To find the total electric field along the x-axis, we must integrate the x-component of the electric field, dE_x, over the length of the line charge. The limits of integration are from -ℓ/2 to ℓ/2. The resulting integral is E_x = ∫(k * ρ_0 * cos(arctan(z/x)) * dℓ)/(r^2) as z goes from -ℓ/2 to ℓ/2.

Solve the integral

Solving this integral can be a bit tricky and may require some specialized techniques or software. After performing the integration, we'll find the electric field strength at any position along the x-axis, E_x.
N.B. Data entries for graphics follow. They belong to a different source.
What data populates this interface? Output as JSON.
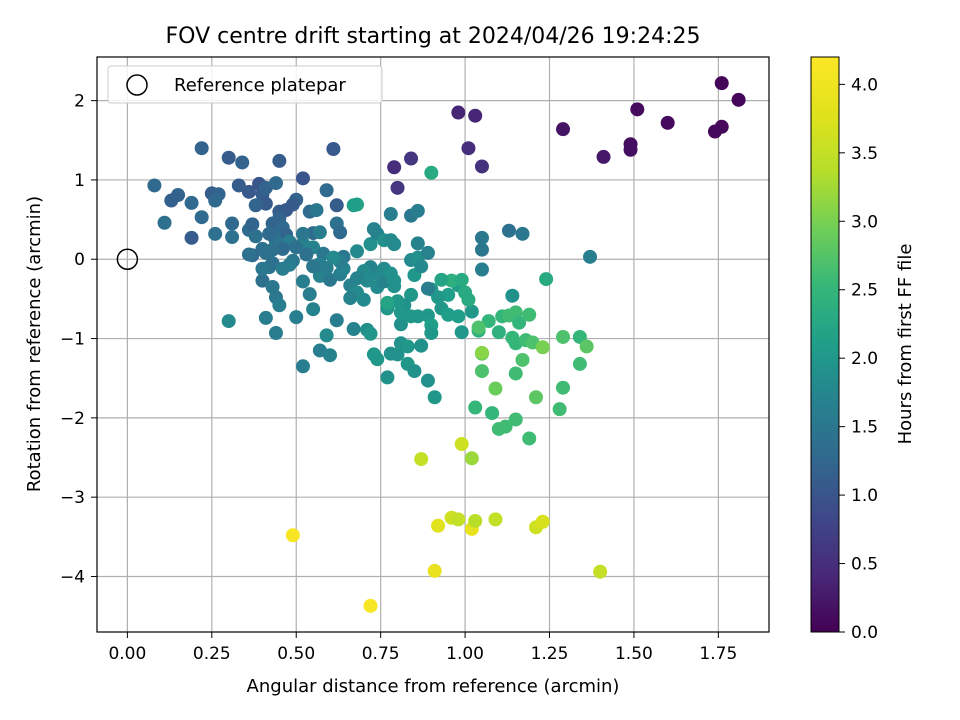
{
  "chart_data": {
    "type": "scatter",
    "title": "FOV centre drift starting at 2024/04/26 19:24:25",
    "xlabel": "Angular distance from reference (arcmin)",
    "ylabel": "Rotation from reference (arcmin)",
    "xlim": [
      -0.09,
      1.9
    ],
    "ylim": [
      -4.7,
      2.55
    ],
    "x_ticks": [
      0.0,
      0.25,
      0.5,
      0.75,
      1.0,
      1.25,
      1.5,
      1.75
    ],
    "x_tick_labels": [
      "0.00",
      "0.25",
      "0.50",
      "0.75",
      "1.00",
      "1.25",
      "1.50",
      "1.75"
    ],
    "y_ticks": [
      2,
      1,
      0,
      -1,
      -2,
      -3,
      -4
    ],
    "y_tick_labels": [
      "2",
      "1",
      "0",
      "−1",
      "−2",
      "−3",
      "−4"
    ],
    "grid": true,
    "legend": {
      "placement": "upper-left",
      "entries": [
        "Reference platepar"
      ]
    },
    "reference_point": {
      "x": 0.0,
      "y": 0.0
    },
    "colorbar": {
      "label": "Hours from first FF file",
      "colormap": "viridis",
      "range": [
        0.0,
        4.2
      ],
      "ticks": [
        0.0,
        0.5,
        1.0,
        1.5,
        2.0,
        2.5,
        3.0,
        3.5,
        4.0
      ],
      "tick_labels": [
        "0.0",
        "0.5",
        "1.0",
        "1.5",
        "2.0",
        "2.5",
        "3.0",
        "3.5",
        "4.0"
      ]
    },
    "points": [
      [
        1.76,
        2.22,
        0.05
      ],
      [
        1.81,
        2.01,
        0.06
      ],
      [
        1.51,
        1.89,
        0.12
      ],
      [
        1.6,
        1.72,
        0.1
      ],
      [
        1.76,
        1.67,
        0.08
      ],
      [
        1.74,
        1.61,
        0.07
      ],
      [
        1.49,
        1.45,
        0.15
      ],
      [
        1.49,
        1.38,
        0.15
      ],
      [
        1.29,
        1.64,
        0.2
      ],
      [
        1.41,
        1.29,
        0.25
      ],
      [
        0.98,
        1.85,
        0.4
      ],
      [
        1.03,
        1.81,
        0.4
      ],
      [
        1.01,
        1.4,
        0.5
      ],
      [
        1.05,
        1.17,
        0.55
      ],
      [
        0.84,
        1.27,
        0.6
      ],
      [
        0.79,
        1.16,
        0.5
      ],
      [
        0.8,
        0.9,
        0.6
      ],
      [
        0.61,
        1.39,
        1.05
      ],
      [
        0.22,
        1.4,
        1.2
      ],
      [
        0.3,
        1.28,
        1.1
      ],
      [
        0.34,
        1.22,
        1.2
      ],
      [
        0.45,
        1.24,
        1.1
      ],
      [
        0.08,
        0.93,
        1.3
      ],
      [
        0.15,
        0.81,
        1.2
      ],
      [
        0.13,
        0.74,
        1.15
      ],
      [
        0.19,
        0.71,
        1.3
      ],
      [
        0.25,
        0.83,
        1.1
      ],
      [
        0.27,
        0.82,
        1.2
      ],
      [
        0.26,
        0.74,
        1.3
      ],
      [
        0.33,
        0.93,
        1.1
      ],
      [
        0.36,
        0.85,
        1.05
      ],
      [
        0.39,
        0.95,
        1.0
      ],
      [
        0.4,
        0.82,
        1.1
      ],
      [
        0.41,
        0.9,
        1.2
      ],
      [
        0.44,
        0.96,
        1.3
      ],
      [
        0.52,
        1.02,
        1.0
      ],
      [
        0.5,
        0.75,
        1.2
      ],
      [
        0.49,
        0.69,
        1.1
      ],
      [
        0.47,
        0.62,
        1.05
      ],
      [
        0.41,
        0.7,
        1.1
      ],
      [
        0.38,
        0.68,
        1.2
      ],
      [
        0.22,
        0.53,
        1.3
      ],
      [
        0.31,
        0.45,
        1.3
      ],
      [
        0.11,
        0.46,
        1.4
      ],
      [
        0.19,
        0.27,
        1.1
      ],
      [
        0.26,
        0.32,
        1.4
      ],
      [
        0.31,
        0.28,
        1.4
      ],
      [
        0.36,
        0.37,
        1.3
      ],
      [
        0.37,
        0.44,
        1.2
      ],
      [
        0.43,
        0.45,
        1.2
      ],
      [
        0.45,
        0.6,
        1.1
      ],
      [
        0.45,
        0.52,
        1.2
      ],
      [
        0.46,
        0.4,
        1.3
      ],
      [
        0.47,
        0.31,
        1.2
      ],
      [
        0.44,
        0.22,
        1.5
      ],
      [
        0.43,
        0.3,
        1.4
      ],
      [
        0.42,
        0.32,
        1.3
      ],
      [
        0.4,
        0.13,
        1.4
      ],
      [
        0.37,
        0.05,
        1.3
      ],
      [
        0.38,
        0.29,
        1.4
      ],
      [
        0.41,
        0.08,
        1.4
      ],
      [
        0.42,
        -0.1,
        1.5
      ],
      [
        0.4,
        -0.27,
        1.4
      ],
      [
        0.43,
        -0.35,
        1.5
      ],
      [
        0.44,
        -0.48,
        1.5
      ],
      [
        0.45,
        -0.58,
        1.6
      ],
      [
        0.41,
        -0.74,
        1.6
      ],
      [
        0.3,
        -0.78,
        1.8
      ],
      [
        0.44,
        -0.93,
        1.6
      ],
      [
        0.5,
        -0.73,
        1.6
      ],
      [
        0.52,
        -1.35,
        1.6
      ],
      [
        0.57,
        -1.15,
        1.6
      ],
      [
        0.6,
        -1.21,
        1.7
      ],
      [
        0.62,
        -0.77,
        1.6
      ],
      [
        0.59,
        -0.96,
        1.8
      ],
      [
        0.54,
        -0.44,
        1.6
      ],
      [
        0.55,
        -0.63,
        1.7
      ],
      [
        0.52,
        -0.28,
        1.6
      ],
      [
        0.49,
        -0.02,
        1.5
      ],
      [
        0.48,
        0.22,
        1.6
      ],
      [
        0.52,
        0.2,
        1.7
      ],
      [
        0.55,
        0.33,
        1.3
      ],
      [
        0.54,
        0.6,
        1.3
      ],
      [
        0.56,
        0.62,
        1.5
      ],
      [
        0.59,
        0.87,
        1.3
      ],
      [
        0.62,
        0.68,
        1.1
      ],
      [
        0.62,
        0.45,
        1.4
      ],
      [
        0.63,
        0.34,
        1.3
      ],
      [
        0.57,
        0.34,
        1.6
      ],
      [
        0.55,
        0.15,
        1.7
      ],
      [
        0.58,
        0.07,
        1.5
      ],
      [
        0.57,
        -0.06,
        1.6
      ],
      [
        0.57,
        -0.21,
        1.7
      ],
      [
        0.6,
        -0.26,
        1.5
      ],
      [
        0.63,
        -0.19,
        1.6
      ],
      [
        0.64,
        -0.12,
        1.7
      ],
      [
        0.66,
        -0.33,
        1.7
      ],
      [
        0.68,
        -0.42,
        1.8
      ],
      [
        0.66,
        -0.49,
        1.7
      ],
      [
        0.7,
        -0.51,
        1.8
      ],
      [
        0.67,
        -0.88,
        1.7
      ],
      [
        0.71,
        -0.89,
        1.9
      ],
      [
        0.72,
        -0.94,
        2.0
      ],
      [
        0.73,
        -1.2,
        2.0
      ],
      [
        0.74,
        -1.26,
        2.0
      ],
      [
        0.77,
        -1.49,
        1.9
      ],
      [
        0.78,
        -1.19,
        1.9
      ],
      [
        0.8,
        -1.2,
        1.9
      ],
      [
        0.81,
        -1.06,
        1.9
      ],
      [
        0.83,
        -1.1,
        2.0
      ],
      [
        0.83,
        -1.32,
        2.0
      ],
      [
        0.85,
        -1.41,
        1.9
      ],
      [
        0.87,
        -1.09,
        1.9
      ],
      [
        0.89,
        -1.53,
        1.9
      ],
      [
        0.91,
        -1.74,
        2.0
      ],
      [
        0.86,
        -0.72,
        2.0
      ],
      [
        0.89,
        -0.71,
        2.0
      ],
      [
        0.9,
        -0.83,
        2.1
      ],
      [
        0.9,
        -0.93,
        2.0
      ],
      [
        0.93,
        -0.62,
        2.0
      ],
      [
        0.95,
        -0.7,
        2.1
      ],
      [
        0.98,
        -0.72,
        2.1
      ],
      [
        0.99,
        -0.92,
        2.0
      ],
      [
        1.02,
        -0.66,
        2.0
      ],
      [
        1.04,
        -0.9,
        2.4
      ],
      [
        1.07,
        -0.78,
        2.5
      ],
      [
        1.1,
        -0.92,
        2.4
      ],
      [
        1.11,
        -0.72,
        2.5
      ],
      [
        1.13,
        -0.71,
        2.6
      ],
      [
        1.14,
        -0.46,
        1.9
      ],
      [
        1.15,
        -0.67,
        2.6
      ],
      [
        1.16,
        -0.8,
        2.5
      ],
      [
        1.19,
        -0.7,
        2.6
      ],
      [
        1.14,
        -0.99,
        2.5
      ],
      [
        1.15,
        -1.06,
        2.5
      ],
      [
        1.17,
        -1.27,
        2.7
      ],
      [
        1.15,
        -1.44,
        2.6
      ],
      [
        1.18,
        -1.02,
        2.6
      ],
      [
        1.2,
        -1.05,
        2.7
      ],
      [
        1.23,
        -1.11,
        3.0
      ],
      [
        1.29,
        -0.98,
        2.7
      ],
      [
        1.34,
        -0.98,
        2.5
      ],
      [
        1.36,
        -1.1,
        2.8
      ],
      [
        1.34,
        -1.32,
        2.6
      ],
      [
        1.29,
        -1.62,
        2.6
      ],
      [
        1.28,
        -1.89,
        2.6
      ],
      [
        1.21,
        -1.74,
        2.8
      ],
      [
        1.19,
        -2.26,
        2.6
      ],
      [
        1.15,
        -2.02,
        2.6
      ],
      [
        1.12,
        -2.11,
        2.6
      ],
      [
        1.1,
        -2.14,
        2.6
      ],
      [
        1.08,
        -1.94,
        2.5
      ],
      [
        1.03,
        -1.87,
        2.5
      ],
      [
        1.09,
        -1.63,
        2.9
      ],
      [
        1.05,
        -1.41,
        2.7
      ],
      [
        1.05,
        -1.19,
        2.7
      ],
      [
        1.05,
        -1.18,
        3.1
      ],
      [
        1.04,
        -0.86,
        2.7
      ],
      [
        1.01,
        -0.51,
        2.3
      ],
      [
        0.98,
        -0.33,
        2.1
      ],
      [
        0.96,
        -0.27,
        2.4
      ],
      [
        0.95,
        -0.45,
        2.1
      ],
      [
        0.99,
        -0.26,
        2.3
      ],
      [
        1.0,
        -0.42,
        2.3
      ],
      [
        1.05,
        -0.13,
        1.6
      ],
      [
        1.05,
        0.12,
        1.5
      ],
      [
        1.05,
        0.27,
        1.5
      ],
      [
        1.13,
        0.36,
        1.4
      ],
      [
        1.17,
        0.32,
        1.5
      ],
      [
        1.24,
        -0.25,
        2.3
      ],
      [
        1.37,
        0.03,
        1.6
      ],
      [
        0.93,
        -0.26,
        2.2
      ],
      [
        0.92,
        -0.48,
        2.0
      ],
      [
        0.9,
        -0.38,
        2.0
      ],
      [
        0.85,
        -0.2,
        2.0
      ],
      [
        0.84,
        -0.45,
        2.0
      ],
      [
        0.82,
        -0.58,
        1.9
      ],
      [
        0.81,
        -0.82,
        1.9
      ],
      [
        0.81,
        -0.67,
        2.0
      ],
      [
        0.84,
        -0.72,
        2.0
      ],
      [
        0.8,
        -0.53,
        2.0
      ],
      [
        0.77,
        -0.62,
        2.0
      ],
      [
        0.77,
        -0.55,
        2.2
      ],
      [
        0.79,
        -0.34,
        1.9
      ],
      [
        0.74,
        -0.35,
        1.8
      ],
      [
        0.76,
        -0.28,
        1.7
      ],
      [
        0.76,
        -0.12,
        1.8
      ],
      [
        0.78,
        -0.18,
        1.9
      ],
      [
        0.79,
        -0.27,
        1.9
      ],
      [
        0.73,
        -0.18,
        1.8
      ],
      [
        0.72,
        -0.1,
        1.7
      ],
      [
        0.7,
        -0.15,
        1.8
      ],
      [
        0.71,
        -0.27,
        1.8
      ],
      [
        0.68,
        -0.24,
        1.7
      ],
      [
        0.68,
        0.1,
        1.8
      ],
      [
        0.72,
        0.19,
        1.9
      ],
      [
        0.74,
        0.32,
        1.7
      ],
      [
        0.73,
        0.38,
        1.7
      ],
      [
        0.76,
        0.24,
        1.9
      ],
      [
        0.78,
        0.24,
        1.8
      ],
      [
        0.79,
        0.19,
        1.8
      ],
      [
        0.78,
        0.57,
        1.6
      ],
      [
        0.84,
        0.55,
        1.5
      ],
      [
        0.86,
        0.61,
        1.6
      ],
      [
        0.84,
        -0.01,
        1.8
      ],
      [
        0.86,
        0.02,
        1.9
      ],
      [
        0.86,
        0.2,
        1.7
      ],
      [
        0.89,
        0.08,
        1.7
      ],
      [
        0.87,
        -0.09,
        1.8
      ],
      [
        0.89,
        -0.37,
        1.6
      ],
      [
        0.9,
        1.09,
        2.3
      ],
      [
        0.68,
        0.69,
        2.2
      ],
      [
        0.67,
        0.68,
        2.1
      ],
      [
        0.64,
        0.03,
        1.5
      ],
      [
        0.63,
        -0.03,
        1.6
      ],
      [
        0.61,
        0.02,
        1.8
      ],
      [
        0.59,
        -0.11,
        1.6
      ],
      [
        0.55,
        -0.09,
        1.5
      ],
      [
        0.53,
        0.06,
        1.4
      ],
      [
        0.52,
        0.32,
        1.5
      ],
      [
        0.5,
        0.15,
        1.4
      ],
      [
        0.46,
        0.13,
        1.3
      ],
      [
        0.43,
        0.12,
        1.4
      ],
      [
        0.43,
        -0.05,
        1.4
      ],
      [
        0.4,
        -0.12,
        1.5
      ],
      [
        0.46,
        -0.12,
        1.6
      ],
      [
        0.36,
        0.06,
        1.4
      ],
      [
        0.48,
        -0.07,
        1.6
      ],
      [
        0.87,
        -2.52,
        3.5
      ],
      [
        0.99,
        -2.33,
        3.6
      ],
      [
        1.02,
        -2.51,
        3.2
      ],
      [
        0.96,
        -3.26,
        3.6
      ],
      [
        0.98,
        -3.28,
        3.5
      ],
      [
        0.92,
        -3.36,
        3.8
      ],
      [
        1.02,
        -3.4,
        3.9
      ],
      [
        1.03,
        -3.3,
        3.4
      ],
      [
        1.09,
        -3.28,
        3.5
      ],
      [
        1.21,
        -3.38,
        3.6
      ],
      [
        1.23,
        -3.31,
        3.7
      ],
      [
        0.91,
        -3.93,
        3.9
      ],
      [
        1.4,
        -3.94,
        3.5
      ],
      [
        0.49,
        -3.48,
        4.1
      ],
      [
        0.72,
        -4.37,
        4.1
      ]
    ]
  }
}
For part (b):

Determine the force acting on an identical line charge along the x-axis

We're given an identical line charge oriented along the x-axis between ℓ/2 and 3ℓ/2. The force acting on this line charge will be given by the product of the electric field and the charge density, ρ_0, multiplied by its infinitesimal length dℓ_x.

Integrate the force over the length of the line charge along the x-axis

To find the total force acting on the line charge, integrate the force found in step 9 over the length of the line charge between ℓ/2 and 3ℓ/2: F_x = ∫(ρ_0 * E_x * dℓ_x) as x goes from ℓ/2 to 3ℓ/2.

Solve the integral

Just like in step 8, solving this integral can be a bit tricky and may require some specialized techniques or software. After performing the integration, we will find the force acting on an identical line charge that is oriented along the x-axis between ℓ/2 and 3ℓ/2.